The local (Victoria) branch of the Archaeological Society of B.C. is firing up it’s winter lecture series. The first talk is on Tuesday, and features UVic’s own Kelsey MacLean, speaking on the enigmatic stone tool assemblage from Hiikwis, in Barkley Sound. Details below; it is free and open to the public.
M.A. Candidate, University of Victoria
Chipped Stone in Barkley Sound.
Abstract: In 2008, Hiikwis became the first archaeological site in Barkley Sound with a significant sample of chipped stone materials. This material provides new insights into the culture history of Barkley Sound and the Nuu-chah-nulth peoples. It is well known that settlement patterns changed drastically in Barkley Sound from approximately 1500 to 1000 AD (Marshall 1993:40), which is a period of occupation represented at Hiikwis. Although the population movements both before and during this time have been theorized about before, Hiikwis is causing researchers to reconsider their previous assertions.

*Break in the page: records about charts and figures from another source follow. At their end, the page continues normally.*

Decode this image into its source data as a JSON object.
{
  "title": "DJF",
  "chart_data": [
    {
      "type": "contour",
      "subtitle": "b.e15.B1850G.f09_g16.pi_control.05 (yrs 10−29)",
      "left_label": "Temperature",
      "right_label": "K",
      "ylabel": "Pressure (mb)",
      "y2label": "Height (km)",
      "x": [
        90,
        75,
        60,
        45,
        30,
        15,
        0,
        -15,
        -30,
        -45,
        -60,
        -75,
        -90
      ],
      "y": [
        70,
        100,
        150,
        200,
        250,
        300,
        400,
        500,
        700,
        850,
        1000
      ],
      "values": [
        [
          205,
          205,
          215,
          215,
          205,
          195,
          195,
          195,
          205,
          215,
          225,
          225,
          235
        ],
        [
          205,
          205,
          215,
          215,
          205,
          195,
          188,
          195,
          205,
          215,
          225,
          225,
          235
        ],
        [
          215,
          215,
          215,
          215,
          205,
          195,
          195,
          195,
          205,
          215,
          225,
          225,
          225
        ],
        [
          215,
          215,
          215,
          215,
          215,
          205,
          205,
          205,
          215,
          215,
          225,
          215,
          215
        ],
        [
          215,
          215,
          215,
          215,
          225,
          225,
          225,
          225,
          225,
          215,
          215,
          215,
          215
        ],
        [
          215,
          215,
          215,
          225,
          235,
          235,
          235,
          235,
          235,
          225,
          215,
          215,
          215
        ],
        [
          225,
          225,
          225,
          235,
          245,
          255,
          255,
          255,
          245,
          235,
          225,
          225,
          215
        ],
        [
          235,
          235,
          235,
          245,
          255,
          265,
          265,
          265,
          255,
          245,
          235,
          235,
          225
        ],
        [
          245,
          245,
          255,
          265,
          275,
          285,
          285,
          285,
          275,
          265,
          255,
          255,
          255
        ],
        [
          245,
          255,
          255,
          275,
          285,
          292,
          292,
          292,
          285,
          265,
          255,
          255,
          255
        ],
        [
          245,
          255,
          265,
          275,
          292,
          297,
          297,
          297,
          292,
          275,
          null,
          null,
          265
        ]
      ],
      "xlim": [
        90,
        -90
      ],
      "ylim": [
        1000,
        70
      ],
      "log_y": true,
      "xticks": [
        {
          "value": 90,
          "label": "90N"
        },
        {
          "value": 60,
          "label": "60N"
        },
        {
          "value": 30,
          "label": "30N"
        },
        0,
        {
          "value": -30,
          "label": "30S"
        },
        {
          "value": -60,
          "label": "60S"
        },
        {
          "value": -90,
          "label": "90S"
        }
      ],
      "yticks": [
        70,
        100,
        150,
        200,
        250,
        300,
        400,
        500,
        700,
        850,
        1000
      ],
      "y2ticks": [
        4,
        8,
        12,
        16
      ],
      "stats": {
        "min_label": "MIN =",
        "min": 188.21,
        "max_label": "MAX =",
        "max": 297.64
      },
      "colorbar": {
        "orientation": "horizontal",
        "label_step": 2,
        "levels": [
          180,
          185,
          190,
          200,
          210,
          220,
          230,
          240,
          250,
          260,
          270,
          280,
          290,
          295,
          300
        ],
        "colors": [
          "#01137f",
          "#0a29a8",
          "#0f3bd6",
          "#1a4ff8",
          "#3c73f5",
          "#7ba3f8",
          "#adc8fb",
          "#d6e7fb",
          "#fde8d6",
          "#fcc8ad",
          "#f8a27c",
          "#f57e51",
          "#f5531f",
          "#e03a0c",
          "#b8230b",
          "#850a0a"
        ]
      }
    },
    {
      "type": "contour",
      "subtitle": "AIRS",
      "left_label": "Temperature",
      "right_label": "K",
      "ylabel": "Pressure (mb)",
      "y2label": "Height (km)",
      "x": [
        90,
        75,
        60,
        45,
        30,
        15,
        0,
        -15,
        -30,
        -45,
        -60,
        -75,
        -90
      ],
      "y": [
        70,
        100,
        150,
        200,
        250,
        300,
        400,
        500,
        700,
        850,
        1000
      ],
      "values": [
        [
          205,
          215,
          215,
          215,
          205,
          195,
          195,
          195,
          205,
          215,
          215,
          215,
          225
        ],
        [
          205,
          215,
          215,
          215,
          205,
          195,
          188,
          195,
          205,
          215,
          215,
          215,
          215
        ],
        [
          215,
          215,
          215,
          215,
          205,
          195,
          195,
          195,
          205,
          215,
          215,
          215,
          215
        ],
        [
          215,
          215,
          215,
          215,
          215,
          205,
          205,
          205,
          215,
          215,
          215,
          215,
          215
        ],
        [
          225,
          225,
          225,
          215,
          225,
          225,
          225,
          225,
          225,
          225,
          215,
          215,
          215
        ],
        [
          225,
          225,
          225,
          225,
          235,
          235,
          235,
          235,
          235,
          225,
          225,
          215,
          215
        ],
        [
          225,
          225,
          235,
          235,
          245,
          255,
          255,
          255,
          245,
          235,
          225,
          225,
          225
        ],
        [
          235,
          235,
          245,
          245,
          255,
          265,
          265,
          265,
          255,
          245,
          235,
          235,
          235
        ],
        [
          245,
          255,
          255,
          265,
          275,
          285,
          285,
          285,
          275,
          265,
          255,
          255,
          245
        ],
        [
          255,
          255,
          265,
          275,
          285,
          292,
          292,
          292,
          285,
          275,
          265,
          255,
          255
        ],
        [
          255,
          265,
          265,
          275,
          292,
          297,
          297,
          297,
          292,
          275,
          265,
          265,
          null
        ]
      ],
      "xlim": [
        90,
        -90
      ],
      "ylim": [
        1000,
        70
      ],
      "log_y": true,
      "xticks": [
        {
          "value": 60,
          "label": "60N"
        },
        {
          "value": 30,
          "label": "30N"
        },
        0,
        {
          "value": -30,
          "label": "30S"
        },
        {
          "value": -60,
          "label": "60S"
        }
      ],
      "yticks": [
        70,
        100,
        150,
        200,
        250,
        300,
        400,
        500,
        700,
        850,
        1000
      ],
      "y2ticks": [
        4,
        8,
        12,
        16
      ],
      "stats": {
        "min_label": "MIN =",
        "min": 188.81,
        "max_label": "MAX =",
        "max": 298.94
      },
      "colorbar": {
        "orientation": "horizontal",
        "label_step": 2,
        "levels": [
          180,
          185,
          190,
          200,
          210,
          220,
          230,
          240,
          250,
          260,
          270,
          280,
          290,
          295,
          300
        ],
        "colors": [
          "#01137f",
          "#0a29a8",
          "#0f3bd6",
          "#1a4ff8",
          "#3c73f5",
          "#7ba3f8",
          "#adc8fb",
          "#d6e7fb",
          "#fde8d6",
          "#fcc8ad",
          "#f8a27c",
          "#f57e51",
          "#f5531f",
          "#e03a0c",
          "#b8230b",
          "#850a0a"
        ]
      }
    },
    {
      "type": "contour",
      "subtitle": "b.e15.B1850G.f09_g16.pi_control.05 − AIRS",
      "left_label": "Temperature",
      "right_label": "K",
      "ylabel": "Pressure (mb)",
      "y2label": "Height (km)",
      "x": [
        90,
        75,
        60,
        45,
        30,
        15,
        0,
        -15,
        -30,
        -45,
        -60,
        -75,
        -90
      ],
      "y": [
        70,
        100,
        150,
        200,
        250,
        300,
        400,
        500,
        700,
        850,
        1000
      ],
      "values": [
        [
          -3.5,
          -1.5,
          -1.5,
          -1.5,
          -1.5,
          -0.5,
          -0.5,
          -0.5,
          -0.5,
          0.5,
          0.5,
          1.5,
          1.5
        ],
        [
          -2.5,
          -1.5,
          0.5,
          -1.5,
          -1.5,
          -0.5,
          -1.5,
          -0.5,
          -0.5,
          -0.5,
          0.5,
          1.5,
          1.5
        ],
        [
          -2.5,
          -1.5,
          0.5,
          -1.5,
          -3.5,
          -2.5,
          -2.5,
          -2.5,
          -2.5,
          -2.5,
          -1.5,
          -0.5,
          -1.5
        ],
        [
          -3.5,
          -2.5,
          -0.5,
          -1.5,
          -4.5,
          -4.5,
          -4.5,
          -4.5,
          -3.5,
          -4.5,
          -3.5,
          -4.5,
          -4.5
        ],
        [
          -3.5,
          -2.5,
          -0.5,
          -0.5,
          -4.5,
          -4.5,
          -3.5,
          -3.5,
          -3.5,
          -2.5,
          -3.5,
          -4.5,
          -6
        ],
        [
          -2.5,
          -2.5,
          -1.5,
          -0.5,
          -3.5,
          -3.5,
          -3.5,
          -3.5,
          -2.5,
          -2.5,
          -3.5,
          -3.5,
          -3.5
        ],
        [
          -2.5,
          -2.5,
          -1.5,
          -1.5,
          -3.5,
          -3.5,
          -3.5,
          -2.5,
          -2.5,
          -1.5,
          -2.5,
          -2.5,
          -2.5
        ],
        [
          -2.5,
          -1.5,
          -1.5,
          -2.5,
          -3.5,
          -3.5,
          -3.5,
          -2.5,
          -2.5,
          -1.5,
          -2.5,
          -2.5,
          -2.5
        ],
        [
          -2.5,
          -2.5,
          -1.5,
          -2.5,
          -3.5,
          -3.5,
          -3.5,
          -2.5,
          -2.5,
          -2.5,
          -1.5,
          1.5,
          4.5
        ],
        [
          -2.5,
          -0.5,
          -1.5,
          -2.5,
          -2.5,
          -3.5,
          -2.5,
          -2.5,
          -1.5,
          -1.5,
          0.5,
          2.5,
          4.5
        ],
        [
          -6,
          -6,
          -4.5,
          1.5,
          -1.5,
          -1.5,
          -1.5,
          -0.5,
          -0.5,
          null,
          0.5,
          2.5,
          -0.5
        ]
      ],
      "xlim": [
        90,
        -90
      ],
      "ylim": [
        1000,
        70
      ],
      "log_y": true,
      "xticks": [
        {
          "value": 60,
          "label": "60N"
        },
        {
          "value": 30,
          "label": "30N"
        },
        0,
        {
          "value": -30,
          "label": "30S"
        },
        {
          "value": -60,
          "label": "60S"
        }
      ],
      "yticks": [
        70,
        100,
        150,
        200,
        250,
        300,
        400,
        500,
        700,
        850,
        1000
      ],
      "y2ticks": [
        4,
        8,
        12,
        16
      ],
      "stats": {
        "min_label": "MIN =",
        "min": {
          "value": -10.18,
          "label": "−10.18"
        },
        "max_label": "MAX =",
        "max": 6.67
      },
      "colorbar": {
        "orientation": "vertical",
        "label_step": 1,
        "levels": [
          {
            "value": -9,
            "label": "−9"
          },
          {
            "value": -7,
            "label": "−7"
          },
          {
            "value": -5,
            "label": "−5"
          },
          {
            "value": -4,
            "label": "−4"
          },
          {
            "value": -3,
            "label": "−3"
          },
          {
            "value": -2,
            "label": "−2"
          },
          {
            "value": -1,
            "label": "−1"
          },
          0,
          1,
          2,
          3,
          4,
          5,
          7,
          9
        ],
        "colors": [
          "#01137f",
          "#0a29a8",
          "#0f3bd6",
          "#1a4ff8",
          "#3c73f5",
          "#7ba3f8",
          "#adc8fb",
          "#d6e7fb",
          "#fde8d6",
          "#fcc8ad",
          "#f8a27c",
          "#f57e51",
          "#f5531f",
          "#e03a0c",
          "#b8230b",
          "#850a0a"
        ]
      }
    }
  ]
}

Analysis of the chipped stone materials aims to determine who created these stone tools, and why there is a relative abundance of these tools at this site in contrast to the surrounding excavated locations. Essentially, why are there chipped stone tools here, but not next door?
Bio: Kelsey MacLean is currently an MA candidate at the University of Victoria. She is an executive member of the Victoria Branch of the Archaeological Society of BC and has a BA in Anthropology and Sociology from the University of Victoria. Her first fieldwork experience was in Barkley Sound in 2008 and she has returned each summer for further research. Her interest in the Tseshaht and the Barkley Sound region led to her pursuing her MA thesis project within this extended archaeological project.